Payers: High-deductible health plans don't drive positive consumer behavior
Only 3.4% of respondents to a study conducted by Change Healthcare identified high-deductible health plans as the best approach for turning passive patients into active healthcare consumers.
Instead, more than a quarter (25.4%) of respondents said incentives such as lower premiums or bonuses for activities such as participating in an exercise program are the best ways to drive positive behavioral change.
Establishing patient partnerships (23.7%), promoting healthcare literacy (14.1%), leveraging health risk management and programs (12.4%), using gamification software (8.5%), and offering price transparency tools (7.9%) all ranked above offering high-deductible health plans.
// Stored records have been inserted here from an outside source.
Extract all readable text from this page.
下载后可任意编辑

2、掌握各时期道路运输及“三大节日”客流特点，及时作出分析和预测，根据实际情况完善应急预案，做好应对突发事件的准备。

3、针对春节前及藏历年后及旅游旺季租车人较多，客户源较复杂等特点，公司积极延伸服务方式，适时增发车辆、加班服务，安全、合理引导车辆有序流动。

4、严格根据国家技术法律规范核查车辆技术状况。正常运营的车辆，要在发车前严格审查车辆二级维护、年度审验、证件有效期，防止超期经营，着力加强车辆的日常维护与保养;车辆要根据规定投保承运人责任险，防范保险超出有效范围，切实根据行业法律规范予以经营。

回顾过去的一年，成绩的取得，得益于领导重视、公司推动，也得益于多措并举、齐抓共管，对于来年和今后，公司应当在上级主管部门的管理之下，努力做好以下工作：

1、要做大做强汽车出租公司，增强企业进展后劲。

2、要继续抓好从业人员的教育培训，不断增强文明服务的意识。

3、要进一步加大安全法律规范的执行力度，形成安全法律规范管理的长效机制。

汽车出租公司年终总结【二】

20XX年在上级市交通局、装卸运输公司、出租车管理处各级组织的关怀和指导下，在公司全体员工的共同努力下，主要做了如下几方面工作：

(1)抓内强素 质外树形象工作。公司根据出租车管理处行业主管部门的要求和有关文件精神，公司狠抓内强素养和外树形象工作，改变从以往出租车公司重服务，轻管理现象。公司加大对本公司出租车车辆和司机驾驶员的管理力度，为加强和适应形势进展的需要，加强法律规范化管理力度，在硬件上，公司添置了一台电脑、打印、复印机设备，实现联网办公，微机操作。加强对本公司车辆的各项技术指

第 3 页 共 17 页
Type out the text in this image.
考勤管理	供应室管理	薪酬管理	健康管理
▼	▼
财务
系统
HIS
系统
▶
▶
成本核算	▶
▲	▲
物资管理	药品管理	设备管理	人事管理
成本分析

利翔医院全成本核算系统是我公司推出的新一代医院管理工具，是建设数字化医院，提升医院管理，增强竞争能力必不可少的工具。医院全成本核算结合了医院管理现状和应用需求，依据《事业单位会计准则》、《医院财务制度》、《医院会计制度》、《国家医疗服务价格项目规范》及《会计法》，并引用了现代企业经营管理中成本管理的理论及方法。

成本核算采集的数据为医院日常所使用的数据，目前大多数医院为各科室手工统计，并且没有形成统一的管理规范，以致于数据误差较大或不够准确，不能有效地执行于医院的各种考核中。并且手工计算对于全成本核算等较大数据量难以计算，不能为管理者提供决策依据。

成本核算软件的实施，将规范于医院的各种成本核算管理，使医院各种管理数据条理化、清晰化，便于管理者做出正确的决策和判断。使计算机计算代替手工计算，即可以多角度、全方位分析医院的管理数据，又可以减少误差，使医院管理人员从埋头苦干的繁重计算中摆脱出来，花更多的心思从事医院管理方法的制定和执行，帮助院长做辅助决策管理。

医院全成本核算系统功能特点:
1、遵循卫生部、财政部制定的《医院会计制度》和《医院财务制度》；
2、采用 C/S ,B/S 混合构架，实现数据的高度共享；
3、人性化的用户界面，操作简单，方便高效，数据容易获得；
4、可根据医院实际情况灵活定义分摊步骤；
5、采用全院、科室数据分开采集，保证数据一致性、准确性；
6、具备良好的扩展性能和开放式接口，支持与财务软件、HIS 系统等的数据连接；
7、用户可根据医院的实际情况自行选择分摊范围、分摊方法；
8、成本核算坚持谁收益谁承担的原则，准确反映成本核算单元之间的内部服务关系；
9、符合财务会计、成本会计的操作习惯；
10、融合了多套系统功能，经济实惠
The results are not altogether unsurprising: research has suggested that rather than encouraging patients to shop for treatment, high-deductible plans cause them to delay care or avoid it altogether.
Change Healthcare conducted the survey late last year. It was open to 2,000 of its customers, who range from national to regional payers, members of the HealthCare Executive Group and the Health Plan Alliance, as well as healthcare leaders working at vendors, in government, or in academia.
Eighty percent of respondents said they are working to adopt value-based healthcare. They also identified obstacles to achieving value-based reimbursements, including a lack of healthcare IT systems, resistance to change from physicians, and confusion about payment models and risk management.
Fifty percent said concerns about security and privacy are the main issues facing the adoption of digital health tools. Fifty-one percent use social media as an engagement tool, but traditional marketing techniques such as surveys and focus groups remain the industry standard (71% and 56%, respectively).
Sixty-three percent said clinical data integration plays the most important role in driving administrative cost efficiencies, according to the report.